Sunday, 25 September 2011

Mexican seniors will make border fence obsolete.

The number of Mexicans coming to the US dropped 65% from 2006 to 2010 although US law didn't change.  (A million in 2006 became 400 thousand in 2010).
The recession in the US took some of the lustre off the dream: (Mexican Immigrants Stay Put in Hard Times, RAND Scientists Say)

But the big change is happening in Mexico itself. Foreign Policy reports,  a grey tsunami is sweeping the world and countries like Iran and Mexico that had the biggest increases in young people are going to have the biggest increase in seniors in another dozen years. (The UN projects that over the next forty years, more than half the population growth (58%) will be in the over 60 bracket and only 6% in the under 30 bracket.)
The demographic momentum that fueled huge flows of Mexican migration to the United States has waned, and will wane much more in the future. Already, the net flow of illegal Mexican immigration northward has slowed to a trickle. With fewer children to support and not yet burdened by a huge surge of elders, the Mexican economy is doing much better than in the past, giving people less reason to leave. By 2025, young people on both sides of the border may struggle to understand why their parents' generation built this huge fence.
It's already happening.

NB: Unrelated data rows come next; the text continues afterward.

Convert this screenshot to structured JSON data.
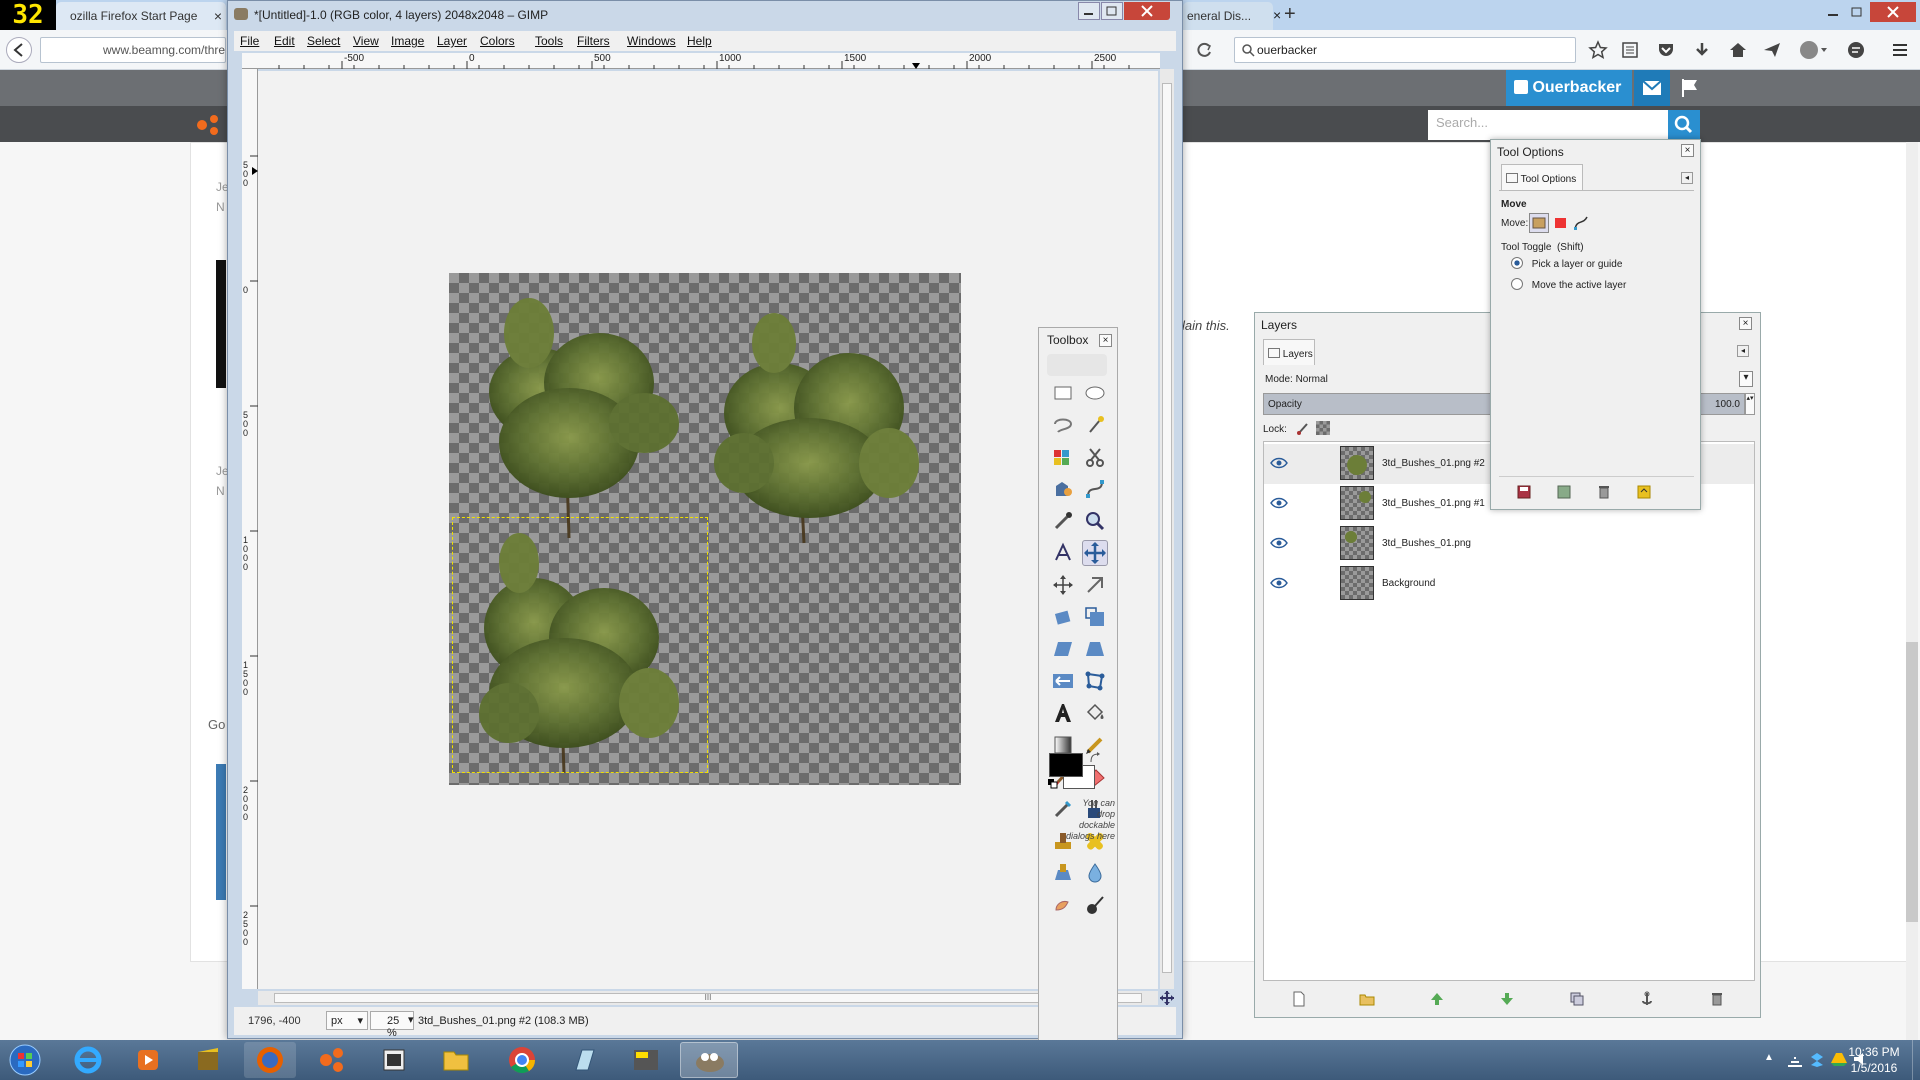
{
  "browser": {
    "tab_label": "ozilla Firefox Start Page",
    "right_tab_label": "eneral Dis...",
    "tab_close_glyph": "×",
    "new_tab_glyph": "+",
    "url": "www.beamng.com/thre",
    "search_value": "ouerbacker",
    "counter_badge": "32"
  },
  "site": {
    "user_name": "Ouerbacker",
    "search_placeholder": "Search...",
    "side_snippet_1": "Je",
    "side_snippet_2": "N",
    "side_snippet_3": "Je",
    "side_snippet_4": "N",
    "side_snippet_5": "Go",
    "explain_text": "lain this."
  },
  "gimp": {
    "title": "*[Untitled]-1.0 (RGB color, 4 layers) 2048x2048 – GIMP",
    "menus": [
      "File",
      "Edit",
      "Select",
      "View",
      "Image",
      "Layer",
      "Colors",
      "Tools",
      "Filters",
      "Windows",
      "Help"
    ],
    "ruler_labels": [
      "-500",
      "0",
      "500",
      "1000",
      "1500",
      "2000",
      "2500"
    ],
    "vruler_labels": [
      "500",
      "0",
      "500",
      "1000",
      "1500",
      "2000",
      "2500"
    ],
    "coords": "1796, -400",
    "unit": "px",
    "zoom": "25 %",
    "status": "3td_Bushes_01.png #2 (108.3 MB)",
    "scroll_grip": "III"
  },
  "toolbox": {
    "title": "Toolbox",
    "drop_hint": "You can drop dockable dialogs here"
  },
  "tool_options": {
    "window_title": "Tool Options",
    "tab_label": "Tool Options",
    "section": "Move",
    "move_label": "Move:",
    "toggle_label": "Tool Toggle  (Shift)",
    "option_pick": "Pick a layer or guide",
    "option_move": "Move the active layer",
    "selected_option": "pick"
  },
  "layers": {
    "window_title": "Layers",
    "tab_label": "Layers",
    "mode": "Mode: Normal",
    "opacity_label": "Opacity",
    "opacity_value": "100.0",
    "lock_label": "Lock:",
    "items": [
      {
        "name": "3td_Bushes_01.png #2",
        "active": true
      },
      {
        "name": "3td_Bushes_01.png #1",
        "active": false
      },
      {
        "name": "3td_Bushes_01.png",
        "active": false
      },
      {
        "name": "Background",
        "active": false
      }
    ]
  },
  "taskbar": {
    "time": "10:36 PM",
    "date": "1/5/2016"
  },
  "colors": {
    "gimp_frame": "#cad8e8",
    "site_accent": "#2a8fd0",
    "fg_color": "#000000",
    "bg_color": "#ffffff",
    "selection": "#f0e000"
  }
}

The number of kids under 4 has dropped more than 400,000 since 1996.  As the number of seniors increases and the number of new kids entering the job market decreases, there will be more and better paid jobs for the Mexican worker.
Illegal immigration to the US is trending down now.

This was the situation in 1991.  The youngest group
is also the largest.

Here's where the Mexican population is today.
That baby bulge is already moving up and
over 60 is growing.

Here's where the Mexican population is heading.
Every five year age group from 10 to 55
will be bigger than the two groups under 10 years old.